Bayer purchase of Monsanto faces scrutiny
Changing political landscape could pose challenge
As the global agricultural sector races to consolidate, Bayer AG’s $66 billion all-cash deal to acquire Monsanto will test growing political and consumer unease in the United States and abroad over the future of food production.
Bayer’s pesticide-focused agricultural business has few overlaps with Monsanto’s dominant seed franchise, according to the companies’ executives. Still, marrying two of the world’s top farm suppliers, at a time when rivals also are merging, is fueling concern over fewer players competing in the $100 billion global market.
Monsanto and Bayer “have chosen to do a deal in the year of merging dangerously,” said David Balto, a former policy director at the U.S. Federal Trade Commission. “They are in for a tough time.”
Senate Judiciary Committee Chairman Chuck Grassley, R-Iowa, has called a hearing next Tuesday to scrutinize the wave of consolidation. Grassley, in a news release Wednesday, said Iowa farmers are worried that seed and chemical costs are rising while a global glut of grain has pushed prices close to their lowest levels in years. Farm incomes have plunged.
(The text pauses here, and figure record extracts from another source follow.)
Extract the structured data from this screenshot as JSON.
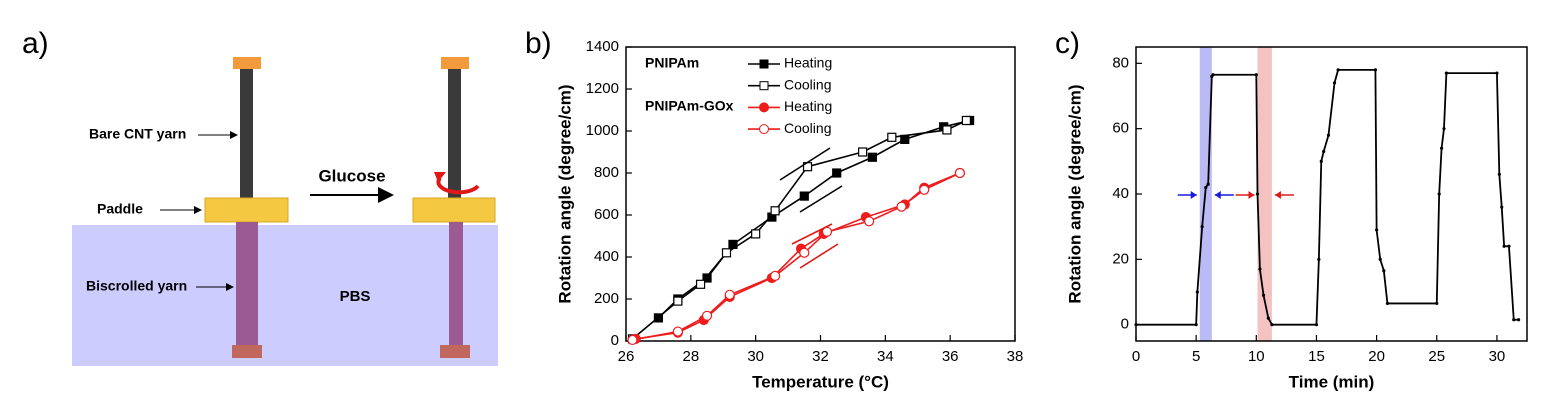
{
  "diagram": {
    "panel_label": "a)",
    "labels": {
      "bare": "Bare CNT yarn",
      "paddle": "Paddle",
      "biscrolled": "Biscrolled yarn",
      "glucose": "Glucose",
      "pbs": "PBS"
    }
  },
  "chart_data": [
    {
      "type": "line",
      "panel_label": "b)",
      "xlabel": "Temperature (°C)",
      "ylabel": "Rotation angle (degree/cm)",
      "xlim": [
        26,
        38
      ],
      "xticks": [
        26,
        28,
        30,
        32,
        34,
        36,
        38
      ],
      "ylim": [
        0,
        1400
      ],
      "yticks": [
        0,
        200,
        400,
        600,
        800,
        1000,
        1200,
        1400
      ],
      "legend_groups": [
        "PNIPAm",
        "PNIPAm-GOx"
      ],
      "series": [
        {
          "name": "Heating",
          "color": "#000000",
          "marker": "square",
          "filled": true,
          "x": [
            27.0,
            27.6,
            28.5,
            29.3,
            30.5,
            31.5,
            32.5,
            33.6,
            34.6,
            35.8,
            36.6
          ],
          "values": [
            110,
            200,
            300,
            460,
            590,
            690,
            800,
            875,
            960,
            1020,
            1050
          ]
        },
        {
          "name": "Cooling",
          "color": "#000000",
          "marker": "square",
          "filled": false,
          "x": [
            26.2,
            27.6,
            28.3,
            29.1,
            30.0,
            30.6,
            31.6,
            33.3,
            34.2,
            35.9,
            36.5
          ],
          "values": [
            10,
            190,
            270,
            420,
            510,
            620,
            830,
            900,
            970,
            1005,
            1050
          ]
        },
        {
          "name": "Heating",
          "color": "#ee1c1c",
          "marker": "circle",
          "filled": true,
          "x": [
            26.3,
            27.6,
            28.4,
            29.2,
            30.5,
            31.4,
            32.1,
            33.4,
            34.6,
            35.2,
            36.3
          ],
          "values": [
            10,
            40,
            100,
            210,
            300,
            440,
            510,
            590,
            650,
            730,
            800
          ]
        },
        {
          "name": "Cooling",
          "color": "#ee1c1c",
          "marker": "circle",
          "filled": false,
          "x": [
            26.2,
            27.6,
            28.5,
            29.2,
            30.6,
            31.5,
            32.2,
            33.5,
            34.5,
            35.2,
            36.3
          ],
          "values": [
            5,
            45,
            120,
            220,
            310,
            420,
            520,
            570,
            640,
            720,
            800
          ]
        }
      ]
    },
    {
      "type": "line",
      "panel_label": "c)",
      "xlabel": "Time (min)",
      "ylabel": "Rotation angle (degree/cm)",
      "xlim": [
        0,
        32.5
      ],
      "xticks": [
        0,
        5,
        10,
        15,
        20,
        25,
        30
      ],
      "ylim": [
        -5,
        85
      ],
      "yticks": [
        0,
        20,
        40,
        60,
        80
      ],
      "color": "#000000",
      "highlight_spans": [
        {
          "x": [
            5.3,
            6.3
          ],
          "color": "#a9a9f2"
        },
        {
          "x": [
            10.1,
            11.3
          ],
          "color": "#f2b3b3"
        }
      ],
      "x": [
        0,
        5,
        5.1,
        5.5,
        5.8,
        6.0,
        6.3,
        6.4,
        10,
        10.1,
        10.3,
        10.6,
        11.0,
        11.3,
        15.0,
        15.2,
        15.4,
        15.6,
        16.0,
        16.5,
        16.8,
        19.9,
        20.0,
        20.3,
        20.6,
        20.9,
        25.0,
        25.2,
        25.4,
        25.6,
        25.8,
        30.0,
        30.2,
        30.4,
        30.6,
        31.0,
        31.4,
        31.8
      ],
      "values": [
        0,
        0,
        10,
        30,
        42,
        43,
        76,
        76.5,
        76.5,
        40,
        17,
        9,
        2,
        0,
        0,
        20,
        50,
        53,
        58,
        74,
        78,
        78,
        29,
        20,
        16.5,
        6.5,
        6.5,
        40,
        54,
        60,
        77,
        77,
        46,
        36,
        24,
        24,
        1.5,
        1.5
      ]
    }
  ]
}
Monsanto agreed to sell itself to Bayer for $128 per share in cash, yet its shares were hovering around $107 on Wednesday, reflecting the significant regulatory uncertainty surrounding the deal in the minds of investors. Bayer has agreed to pay Monsanto a $2 billion breakup fee if regulators thwart the deal.
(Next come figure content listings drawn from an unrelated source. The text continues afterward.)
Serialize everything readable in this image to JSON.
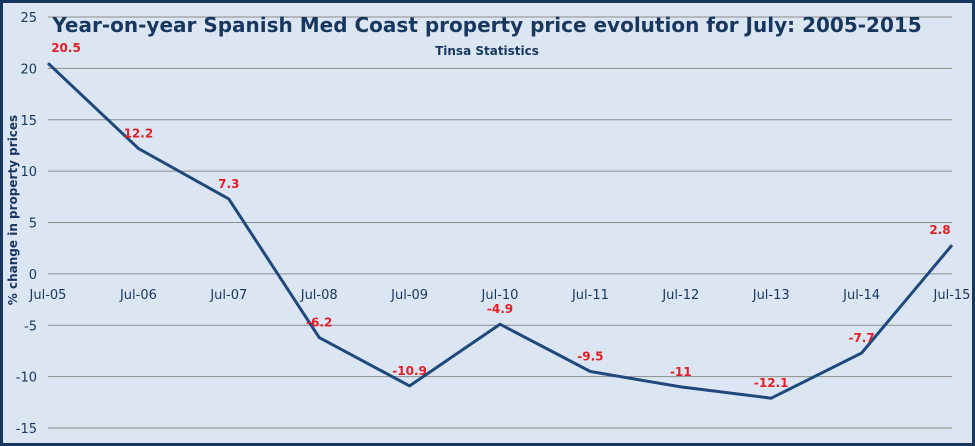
{
  "chart_data": {
    "type": "line",
    "title": "Year-on-year Spanish Med Coast property price evolution for July: 2005-2015",
    "subtitle": "Tinsa Statistics",
    "ylabel": "% change in property prices",
    "xlabel": "",
    "categories": [
      "Jul-05",
      "Jul-06",
      "Jul-07",
      "Jul-08",
      "Jul-09",
      "Jul-10",
      "Jul-11",
      "Jul-12",
      "Jul-13",
      "Jul-14",
      "Jul-15"
    ],
    "series": [
      {
        "values": [
          20.5,
          12.2,
          7.3,
          -6.2,
          -10.9,
          -4.9,
          -9.5,
          -11,
          -12.1,
          -7.7,
          2.8
        ]
      }
    ],
    "data_labels": [
      "20.5",
      "12.2",
      "7.3",
      "-6.2",
      "-10.9",
      "-4.9",
      "-9.5",
      "-11",
      "-12.1",
      "-7.7",
      "2.8"
    ],
    "ylim": [
      -15,
      25
    ],
    "yticks": [
      -15,
      -10,
      -5,
      0,
      5,
      10,
      15,
      20,
      25
    ],
    "grid": true,
    "colors": {
      "line": "#1f497d",
      "labels": "#e31e24",
      "title": "#17375e",
      "plot_bg": "#dce6f2",
      "frame": "#17375e",
      "grid": "#8c8c8c"
    }
  }
}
The German company aims to create a one-stop shop for seeds, crop chemicals and computer-aided services to farmers.
That was also the idea behind Monsanto’s swoop on Syngenta AG last year. The Swiss company fended off that offer only to agree later to a takeover by China’s state-owned ChemChina.
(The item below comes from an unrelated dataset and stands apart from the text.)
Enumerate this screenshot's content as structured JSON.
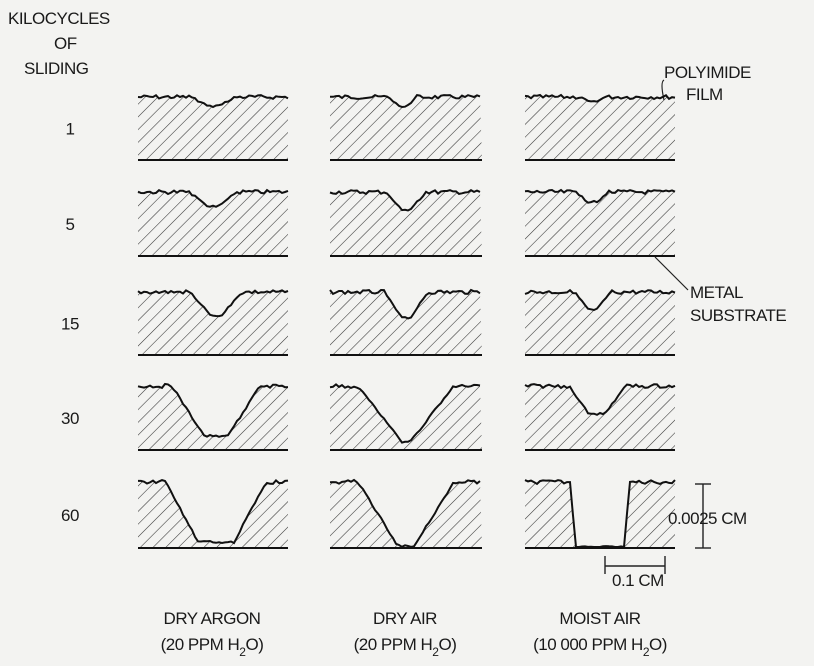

U.S. chemicals giants Dow Chemical Co and DuPont plan to merge and later spin off their respective seeds and crop chemicals operations into a major agribusiness.
If all of the deals close, three companies would control nearly 70 percent of the world’s pesticide market and 80 percent of the U.S. corn-seed market.
Wednesday’s announced tie-up between Monsanto and Bayer, the largest-ever all-cash acquisition, will inevitably face an intense and lengthy regulatory process in the United States, the European Union and elsewhere, regulatory experts said.
“This merger is not a slam dunk,” said Diana Moss, president of the American Antitrust Institute.
Hugh Grant, Monsanto’s chief executive, told reporters on Wednesday the companies will need to file in about 30 jurisdictions for the merger.